Yeah, I find that thinking in "time budget per packet" helps a lot! For
completeness, the 67.2 ns comes from 10 Gbps / 84 bytes (that's 64-byte
packets + 20 bytes of preamble and inter-packet gap), which is 14.8
Mpps, or 67.2 ns/pkt.

> Alright, sorry for the noise here. I'll check back in if I ever manage
> to eliminate that performance gap.

One approach that we use generally for XDP (and which may or may not
help for this case) is that we try to amortise as much fixed cost as we
can over a batch of packets. Because XDP processing always happens in
the NAPI receive poll loop, we have a natural batching mechanism, and we
know that for that whole loop we'll keep running on the same CPU.

So for instance, if there's a large fixed component of the overhead of
get_random_u32(), we could have bpf_user_rnd_u32() populate a larger
per-CPU buffer and then just emit u32 chunks of that as long as we're
still in the same NAPI loop as the first call. Or something to that
effect. Not sure if this makes sense for this use case, but figured I'd
throw the idea out there :)

-Toke
Jason A. Donenfeld Dec. 6, 2022, 1:30 p.m. UTC | #6
Hi Toke,

On Tue, Dec 6, 2022 at 2:26 PM Toke Høiland-Jørgensen <toke@kernel.org> wrote:
> So for instance, if there's a large fixed component of the overhead of
> get_random_u32(), we could have bpf_user_rnd_u32() populate a larger
> per-CPU buffer and then just emit u32 chunks of that as long as we're
> still in the same NAPI loop as the first call. Or something to that
> effect. Not sure if this makes sense for this use case, but figured I'd
> throw the idea out there :)

Actually, this already is how get_random_u32() works! It buffers a
bunch of u32s in percpu batches, and doles them out as requested.
However, this API currently works in all contexts, including in
interrupts. So each call results in disabling irqs and reenabling
them. If I bifurcated batches into irq batches and non-irq batches, so
that we only needed to disable preemption for the non-irq batches,
that'd probably improve things quite a bit, since then the overhead
really would reduce to just a memcpy for the majority of calls. But I
don't know if adding that duplication of all code paths is really
worth the huge hassle.

Jason
Toke Høiland-Jørgensen Dec. 6, 2022, 1:53 p.m. UTC | #7
"Jason A. Donenfeld" <Jason@zx2c4.com> writes:

> Hi Toke,
>
> On Tue, Dec 6, 2022 at 2:26 PM Toke Høiland-Jørgensen <toke@kernel.org> wrote:
>> So for instance, if there's a large fixed component of the overhead of
>> get_random_u32(), we could have bpf_user_rnd_u32() populate a larger
>> per-CPU buffer and then just emit u32 chunks of that as long as we're
>> still in the same NAPI loop as the first call. Or something to that
>> effect. Not sure if this makes sense for this use case, but figured I'd
>> throw the idea out there :)
>
> Actually, this already is how get_random_u32() works! It buffers a
> bunch of u32s in percpu batches, and doles them out as requested.

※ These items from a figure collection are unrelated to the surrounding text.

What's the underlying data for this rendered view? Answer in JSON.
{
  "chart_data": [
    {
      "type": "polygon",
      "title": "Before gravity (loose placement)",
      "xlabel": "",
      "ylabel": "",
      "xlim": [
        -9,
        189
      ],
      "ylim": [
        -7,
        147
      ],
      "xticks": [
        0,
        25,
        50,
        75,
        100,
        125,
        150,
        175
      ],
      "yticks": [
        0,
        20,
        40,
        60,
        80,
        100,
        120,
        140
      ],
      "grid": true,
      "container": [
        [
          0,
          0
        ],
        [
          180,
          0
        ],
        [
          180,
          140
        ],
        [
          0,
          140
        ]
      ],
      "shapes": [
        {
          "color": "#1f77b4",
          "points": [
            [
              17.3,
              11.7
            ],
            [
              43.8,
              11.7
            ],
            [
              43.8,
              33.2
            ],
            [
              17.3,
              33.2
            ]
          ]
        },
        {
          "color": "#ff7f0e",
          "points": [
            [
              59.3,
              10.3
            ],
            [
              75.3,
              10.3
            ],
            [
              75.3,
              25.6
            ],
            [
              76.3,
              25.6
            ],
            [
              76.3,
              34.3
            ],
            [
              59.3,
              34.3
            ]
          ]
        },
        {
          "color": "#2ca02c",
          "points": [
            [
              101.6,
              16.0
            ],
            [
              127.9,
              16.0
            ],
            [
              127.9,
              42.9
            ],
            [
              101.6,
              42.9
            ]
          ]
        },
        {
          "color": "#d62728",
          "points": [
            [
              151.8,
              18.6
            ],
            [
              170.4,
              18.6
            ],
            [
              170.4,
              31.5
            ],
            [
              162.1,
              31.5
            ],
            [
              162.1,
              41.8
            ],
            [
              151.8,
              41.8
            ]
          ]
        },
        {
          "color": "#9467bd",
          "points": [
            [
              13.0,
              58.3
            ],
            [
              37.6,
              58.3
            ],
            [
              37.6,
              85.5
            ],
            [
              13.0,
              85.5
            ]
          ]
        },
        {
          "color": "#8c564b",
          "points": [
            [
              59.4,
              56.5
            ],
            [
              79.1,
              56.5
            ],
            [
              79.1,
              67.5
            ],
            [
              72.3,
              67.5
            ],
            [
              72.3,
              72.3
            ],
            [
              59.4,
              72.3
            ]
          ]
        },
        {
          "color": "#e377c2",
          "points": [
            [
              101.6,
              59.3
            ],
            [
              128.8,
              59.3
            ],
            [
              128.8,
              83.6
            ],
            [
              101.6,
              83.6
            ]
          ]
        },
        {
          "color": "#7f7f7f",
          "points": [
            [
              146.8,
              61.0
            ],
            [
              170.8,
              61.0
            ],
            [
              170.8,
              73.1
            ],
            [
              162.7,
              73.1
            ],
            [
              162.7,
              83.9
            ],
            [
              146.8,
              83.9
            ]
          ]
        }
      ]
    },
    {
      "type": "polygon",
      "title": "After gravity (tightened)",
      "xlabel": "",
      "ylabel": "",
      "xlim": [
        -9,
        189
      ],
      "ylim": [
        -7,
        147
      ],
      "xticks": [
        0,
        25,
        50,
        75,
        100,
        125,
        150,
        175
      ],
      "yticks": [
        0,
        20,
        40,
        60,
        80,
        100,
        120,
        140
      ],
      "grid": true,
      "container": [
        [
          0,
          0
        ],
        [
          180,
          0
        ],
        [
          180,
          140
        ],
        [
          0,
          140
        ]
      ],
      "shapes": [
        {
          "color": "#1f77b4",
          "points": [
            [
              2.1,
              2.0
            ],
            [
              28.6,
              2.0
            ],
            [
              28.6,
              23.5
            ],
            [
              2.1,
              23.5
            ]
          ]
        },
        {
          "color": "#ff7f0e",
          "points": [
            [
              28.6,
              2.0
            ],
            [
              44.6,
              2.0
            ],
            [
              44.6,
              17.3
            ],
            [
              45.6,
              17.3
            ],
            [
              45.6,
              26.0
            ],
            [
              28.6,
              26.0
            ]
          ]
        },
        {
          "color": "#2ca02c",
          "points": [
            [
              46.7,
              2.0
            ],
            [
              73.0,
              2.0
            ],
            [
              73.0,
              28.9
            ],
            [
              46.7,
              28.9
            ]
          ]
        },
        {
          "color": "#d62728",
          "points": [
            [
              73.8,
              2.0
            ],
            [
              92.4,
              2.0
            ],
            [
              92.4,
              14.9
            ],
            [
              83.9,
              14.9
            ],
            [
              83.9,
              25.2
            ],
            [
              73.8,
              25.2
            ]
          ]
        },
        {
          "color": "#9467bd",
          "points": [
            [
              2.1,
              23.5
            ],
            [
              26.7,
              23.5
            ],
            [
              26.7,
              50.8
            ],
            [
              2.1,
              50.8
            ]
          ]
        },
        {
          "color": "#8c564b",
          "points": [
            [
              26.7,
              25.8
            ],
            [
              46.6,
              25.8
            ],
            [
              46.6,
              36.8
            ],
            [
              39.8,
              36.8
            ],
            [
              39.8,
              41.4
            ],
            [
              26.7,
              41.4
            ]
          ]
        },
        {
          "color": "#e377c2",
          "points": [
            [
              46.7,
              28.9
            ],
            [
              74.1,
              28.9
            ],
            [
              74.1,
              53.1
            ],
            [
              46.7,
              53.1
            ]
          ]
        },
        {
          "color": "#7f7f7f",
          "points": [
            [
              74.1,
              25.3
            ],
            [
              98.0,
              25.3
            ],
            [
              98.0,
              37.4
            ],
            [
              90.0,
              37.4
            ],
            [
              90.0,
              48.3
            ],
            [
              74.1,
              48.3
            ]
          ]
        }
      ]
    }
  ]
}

Ah, right. Not terribly surprised you already did this!

> However, this API currently works in all contexts, including in
> interrupts. So each call results in disabling irqs and reenabling
> them. If I bifurcated batches into irq batches and non-irq batches, so
> that we only needed to disable preemption for the non-irq batches,
> that'd probably improve things quite a bit, since then the overhead
> really would reduce to just a memcpy for the majority of calls. But I
> don't know if adding that duplication of all code paths is really
> worth the huge hassle.

Right, makes sense; happy to leave that decision entirely up to you :)

-Toke
diff mbox series

Patch

diff --git a/include/linux/bpf.h b/include/linux/bpf.h
index 0566705c1d4e..aae89318789a 100644
--- a/include/linux/bpf.h
+++ b/include/linux/bpf.h
@@ -2554,7 +2554,6 @@  const struct bpf_func_proto *tracing_prog_func_proto(
   enum bpf_func_id func_id, const struct bpf_prog *prog);
 
 /* Shared helpers among cBPF and eBPF. */
-void bpf_user_rnd_init_once(void);
 u64 bpf_user_rnd_u32(u64 r1, u64 r2, u64 r3, u64 r4, u64 r5);
 u64 bpf_get_raw_cpu_id(u64 r1, u64 r2, u64 r3, u64 r4, u64 r5);
 
diff --git a/kernel/bpf/core.c b/kernel/bpf/core.c
index 38159f39e2af..2cc28d63d761 100644
--- a/kernel/bpf/core.c
+++ b/kernel/bpf/core.c
@@ -2579,14 +2579,6 @@  void bpf_prog_free(struct bpf_prog *fp)
 }
 EXPORT_SYMBOL_GPL(bpf_prog_free);
 
-/* RNG for unpriviledged user space with separated state from prandom_u32(). */
-static DEFINE_PER_CPU(struct rnd_state, bpf_user_rnd_state);
-
-void bpf_user_rnd_init_once(void)
-{
-	prandom_init_once(&bpf_user_rnd_state);
-}
-
 BPF_CALL_0(bpf_user_rnd_u32)
 {
 	/* Should someone ever have the rather unwise idea to use some
@@ -2595,14 +2587,7 @@  BPF_CALL_0(bpf_user_rnd_u32)
 	 * transformations. Register assignments from both sides are
 	 * different, f.e. classic always sets fn(ctx, A, X) here.
 	 */
-	struct rnd_state *state;
-	u32 res;
-
-	state = &get_cpu_var(bpf_user_rnd_state);
-	res = prandom_u32_state(state);
-	put_cpu_var(bpf_user_rnd_state);
-
-	return res;
+	return get_random_u32();
 }
 
 BPF_CALL_0(bpf_get_raw_cpu_id)
diff --git a/kernel/bpf/verifier.c b/kernel/bpf/verifier.c
index 225666307bba..75a1a6526165 100644
--- a/kernel/bpf/verifier.c
+++ b/kernel/bpf/verifier.c
@@ -14045,8 +14045,6 @@  static int do_misc_fixups(struct bpf_verifier_env *env)
 
 		if (insn->imm == BPF_FUNC_get_route_realm)
 			prog->dst_needed = 1;
-		if (insn->imm == BPF_FUNC_get_prandom_u32)
-			bpf_user_rnd_init_once();
 		if (insn->imm == BPF_FUNC_override_return)
 			prog->kprobe_override = 1;
 		if (insn->imm == BPF_FUNC_tail_call) {
diff --git a/net/core/filter.c b/net/core/filter.c
index bb0136e7a8e4..7a595ac0028d 100644
--- a/net/core/filter.c
+++ b/net/core/filter.c
@@ -443,7 +443,6 @@  static bool convert_bpf_extensions(struct sock_filter *fp,
 			break;
 		case SKF_AD_OFF + SKF_AD_RANDOM:
 			*insn = BPF_EMIT_CALL(bpf_user_rnd_u32);
-			bpf_user_rnd_init_once();
 			break;
 		}
 		break;